If you have a whole bunch of related dogs who are all ending up with primary inertia–yup, I’m willing to call that a genetic problem. But the number of times I’ve actually seen that isn’t high. Most of the times when you have a high incidence of c-sections it’s for slow labors, which IS something I’d love to have erradicated in purebreds, but the reason they’re sections is that it’s a nervous breeder who sections quickly and for any reason that could possibly lead to puppy death (ummm, guilty as charged).

And of course a true dystocia you’ve got to section or everybody dies.

I’m honestly not sure there’s ANY data about c-section frequency in dogs. I’ve certainly never seen a study or seen a study referred to. You have to understand that c-sections in dogs are run entirely by breeder judgment; except for the very rare complete dystocia, these are ALL breeders making the decisions. So rates are heavily, probably almost completely, influenced by personal comfort levels and not necessarily by any kind of medical reality.

Let me give you an example: I have a friend, a GREAT breeder, who breeds Mastiffs. She sections every bitch, every time. They do not get a trial of labor, nothing. For her, losing a puppy is absolutely unacceptable. She also needs the predictability of being able to take two weeks off work for each litter. So she progestone tests, knows the day of ovulation, schedules the section for the exact day when delivery should occur (this is actually OK in dogs–there’s not a wide range like there is in human women), and sections every bitch.

So she’s got multiple generations getting multiple c-sections. But *could* those bitches have free-whelped? Quite possibly. She could, in fact, have the freest of free-whelping Mastiffs in the entire country, but the stats would not reflect that.

I have another friend, a Bull Terrier breeder, who NEVER sections except for a complete dystocia/malpresentation. She wants the bitch to whelp no matter what. She’s lost large proportions of entire litters during the whelping process; almost every litter has at least one or two stillborns. So are her dogs statistically complete free-whelpers? Absolutely. Would they be free-whelpers if they lived in my house? VERY doubtful.

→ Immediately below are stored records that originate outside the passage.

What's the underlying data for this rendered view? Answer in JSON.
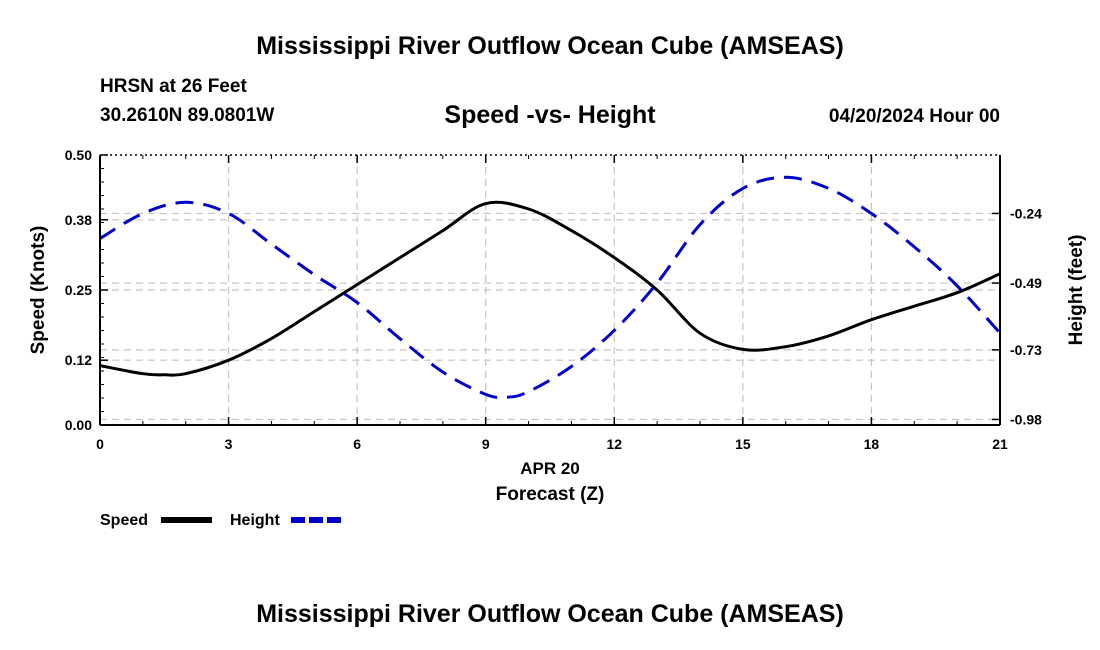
{
  "header": {
    "title": "Mississippi River Outflow Ocean Cube (AMSEAS)",
    "station": "HRSN at 26 Feet",
    "coords": "30.2610N  89.0801W",
    "subtitle": "Speed -vs- Height",
    "datetime": "04/20/2024 Hour 00"
  },
  "footer": {
    "title": "Mississippi River Outflow Ocean Cube (AMSEAS)"
  },
  "chart_data": {
    "type": "line",
    "x_date_label": "APR 20",
    "xlabel": "Forecast (Z)",
    "ylabel_left": "Speed (Knots)",
    "ylabel_right": "Height (feet)",
    "xlim": [
      0,
      21
    ],
    "x_ticks": [
      "0",
      "3",
      "6",
      "9",
      "12",
      "15",
      "18",
      "21"
    ],
    "ylim_left": [
      0,
      0.5
    ],
    "y_ticks_left": [
      "0.00",
      "0.12",
      "0.25",
      "0.38",
      "0.50"
    ],
    "ylim_right": [
      -1.0,
      -0.03
    ],
    "y_ticks_right": [
      "-0.24",
      "-0.49",
      "-0.73",
      "-0.98"
    ],
    "grid": true,
    "legend_position": "bottom-left",
    "series": [
      {
        "name": "Speed",
        "axis": "left",
        "color": "#000000",
        "style": "solid",
        "x": [
          0,
          1,
          1.5,
          2,
          3,
          4,
          5,
          6,
          7,
          8,
          9,
          10,
          11,
          12,
          13,
          14,
          15,
          16,
          17,
          18,
          19,
          20,
          21
        ],
        "values": [
          0.11,
          0.095,
          0.093,
          0.095,
          0.12,
          0.16,
          0.21,
          0.26,
          0.31,
          0.36,
          0.41,
          0.4,
          0.36,
          0.31,
          0.25,
          0.17,
          0.14,
          0.145,
          0.165,
          0.195,
          0.22,
          0.245,
          0.28
        ]
      },
      {
        "name": "Height",
        "axis": "right",
        "color": "#0000cc",
        "style": "dashed",
        "x": [
          0,
          1,
          2,
          3,
          4,
          5,
          6,
          7,
          8,
          9,
          9.5,
          10,
          11,
          12,
          13,
          14,
          15,
          16,
          17,
          18,
          19,
          20,
          21
        ],
        "values": [
          -0.33,
          -0.24,
          -0.2,
          -0.24,
          -0.35,
          -0.46,
          -0.56,
          -0.69,
          -0.81,
          -0.89,
          -0.9,
          -0.88,
          -0.79,
          -0.66,
          -0.49,
          -0.28,
          -0.15,
          -0.11,
          -0.15,
          -0.24,
          -0.36,
          -0.5,
          -0.67
        ]
      }
    ]
  }
}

Pekingese (and bulldogs and pugs and so on) CAN free-whelp. But they will lose puppies if they do, and these are already breeds who cost a huge amount (not just in money) to get pregnant and who have small litters. A single stillborn represents half the litter, often. When canine c-sections are relatively safe and ensure that you get every puppy out alive, for many breeders (across ALL breeds) and or many repro vets, this decision is absolutely understandable.